Much progress has been made in the tissue engineering/regenerative medicine field, especially in the development of first generation products, and the understanding of cell-cell and cell-matrix interactions. However, significant knowledge gaps remain in our ability to control cell phenotype and direct tissue formation, which is the ultimate goal for both tissue engineering and regenerative medicine. This goal harnesses advances in stem cell and developmental biology, as well as nonviral delivery systems, to permanently restore function to compromised tissues while avoiding host rejection, tumorigenesis or other adverse events. The use of functionalized tissue engineered constructs for in vitro assays will also play a role in drug development and toxicity screening.

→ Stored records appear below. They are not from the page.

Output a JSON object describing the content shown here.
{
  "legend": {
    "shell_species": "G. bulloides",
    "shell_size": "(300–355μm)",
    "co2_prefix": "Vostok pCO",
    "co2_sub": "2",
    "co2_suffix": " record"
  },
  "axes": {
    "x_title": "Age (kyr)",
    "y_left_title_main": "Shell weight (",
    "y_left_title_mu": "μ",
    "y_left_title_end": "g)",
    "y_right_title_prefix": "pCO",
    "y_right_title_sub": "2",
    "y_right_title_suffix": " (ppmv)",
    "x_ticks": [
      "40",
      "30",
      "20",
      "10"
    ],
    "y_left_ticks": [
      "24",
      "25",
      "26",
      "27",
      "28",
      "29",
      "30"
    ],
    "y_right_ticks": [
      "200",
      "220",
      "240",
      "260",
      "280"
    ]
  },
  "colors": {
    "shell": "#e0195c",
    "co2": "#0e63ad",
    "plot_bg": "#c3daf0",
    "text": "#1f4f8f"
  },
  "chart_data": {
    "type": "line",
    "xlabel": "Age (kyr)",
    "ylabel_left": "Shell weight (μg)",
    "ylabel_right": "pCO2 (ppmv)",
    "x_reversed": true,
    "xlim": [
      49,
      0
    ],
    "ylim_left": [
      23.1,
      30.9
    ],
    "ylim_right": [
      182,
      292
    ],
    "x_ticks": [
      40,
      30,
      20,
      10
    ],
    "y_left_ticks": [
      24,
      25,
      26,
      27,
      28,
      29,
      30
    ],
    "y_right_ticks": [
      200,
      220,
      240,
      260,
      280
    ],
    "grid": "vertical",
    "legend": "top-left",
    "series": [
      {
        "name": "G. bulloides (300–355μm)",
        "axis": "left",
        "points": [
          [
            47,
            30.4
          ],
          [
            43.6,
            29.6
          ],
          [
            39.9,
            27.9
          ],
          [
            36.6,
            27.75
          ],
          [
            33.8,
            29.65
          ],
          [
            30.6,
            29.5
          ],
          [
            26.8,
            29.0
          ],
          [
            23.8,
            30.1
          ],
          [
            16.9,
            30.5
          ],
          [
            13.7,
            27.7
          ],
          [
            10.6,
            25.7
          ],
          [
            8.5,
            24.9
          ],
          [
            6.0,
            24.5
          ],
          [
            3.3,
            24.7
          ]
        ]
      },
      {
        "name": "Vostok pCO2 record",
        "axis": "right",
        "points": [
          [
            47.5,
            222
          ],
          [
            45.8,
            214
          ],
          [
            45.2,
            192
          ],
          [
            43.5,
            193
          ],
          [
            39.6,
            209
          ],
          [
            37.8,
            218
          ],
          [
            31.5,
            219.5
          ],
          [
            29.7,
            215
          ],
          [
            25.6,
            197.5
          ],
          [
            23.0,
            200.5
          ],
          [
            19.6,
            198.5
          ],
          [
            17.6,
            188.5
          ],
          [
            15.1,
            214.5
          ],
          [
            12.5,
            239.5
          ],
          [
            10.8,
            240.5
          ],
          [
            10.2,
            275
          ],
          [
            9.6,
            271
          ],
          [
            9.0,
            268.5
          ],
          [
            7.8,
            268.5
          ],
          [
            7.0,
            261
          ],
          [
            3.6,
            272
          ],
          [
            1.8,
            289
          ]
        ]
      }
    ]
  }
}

Strategies to Accomplish this Goal May Entail:

Basic Research:

  • Identify suitable cell sources, biomaterials, and cell-instructive strategies for specific application targets.
    • Identify optimal cells for differentiation into cardiac tissues, reproducible methods for differentiating into well-characterized cell products, reliable scale-up procedures.
    • Improve methods to control biomatrix composition, architecture, porosity, surface chemistry, degradation, strength, shape, and compliance for biomaterials.
    • Develop cell-instructive approaches to limit or reverse changes in phenotypic function to improve treatment of heart failure.
  • Establish new models and approaches to integrate extracellular matrix architecture, biomaterials, cellular pathways, physical, chemical, and electrical parameters for the design of biological substitutes.
  • Integrate technologies into improved functional structures.  An example may be improved small-diameter grafts for vascular surgery.
  • Establish computational modeling systems to guide the engineering of reproducible CV tissue constructs.

Translational Research:

  • Develop functional in vitro models of human disease for testing therapies and toxicities.
  • Engineer tissues from autologous cells to avoid rejection.
  • Foster the development of assays, bioreactors, and automation methods.
    • Improve cell culture protocols, together with reliable sources of stored cells for use in tissue engineering CV applications, to speed applications’ development.
    • Develop bioreactor devices to support self-assembly of multiple cell types into complex heart tissues.
  • Develop noninvasive real-time imaging for assessment of cell/tissue/organ fate and function for use in humans.
  • Assess durability of tissue-engineered constructs in clinically relevant models.
  • Promote multidisciplinary partnerships and collaborations between academic investigators and industry/biotechnology to test the safety and efficacy of tissue-engineered products for CV applications in clinically relevant disease models.
  • Employ human tissue-based drug screening to predict CV drug action more accurately.

Clinical Research:

  • Develop clinically effective strategies to induce immune tolerance of engineered tissues.
  • Perform clinical trials to assess safety of tissue-engineered products for regenerative and reparative medicine and to determine the durability of products.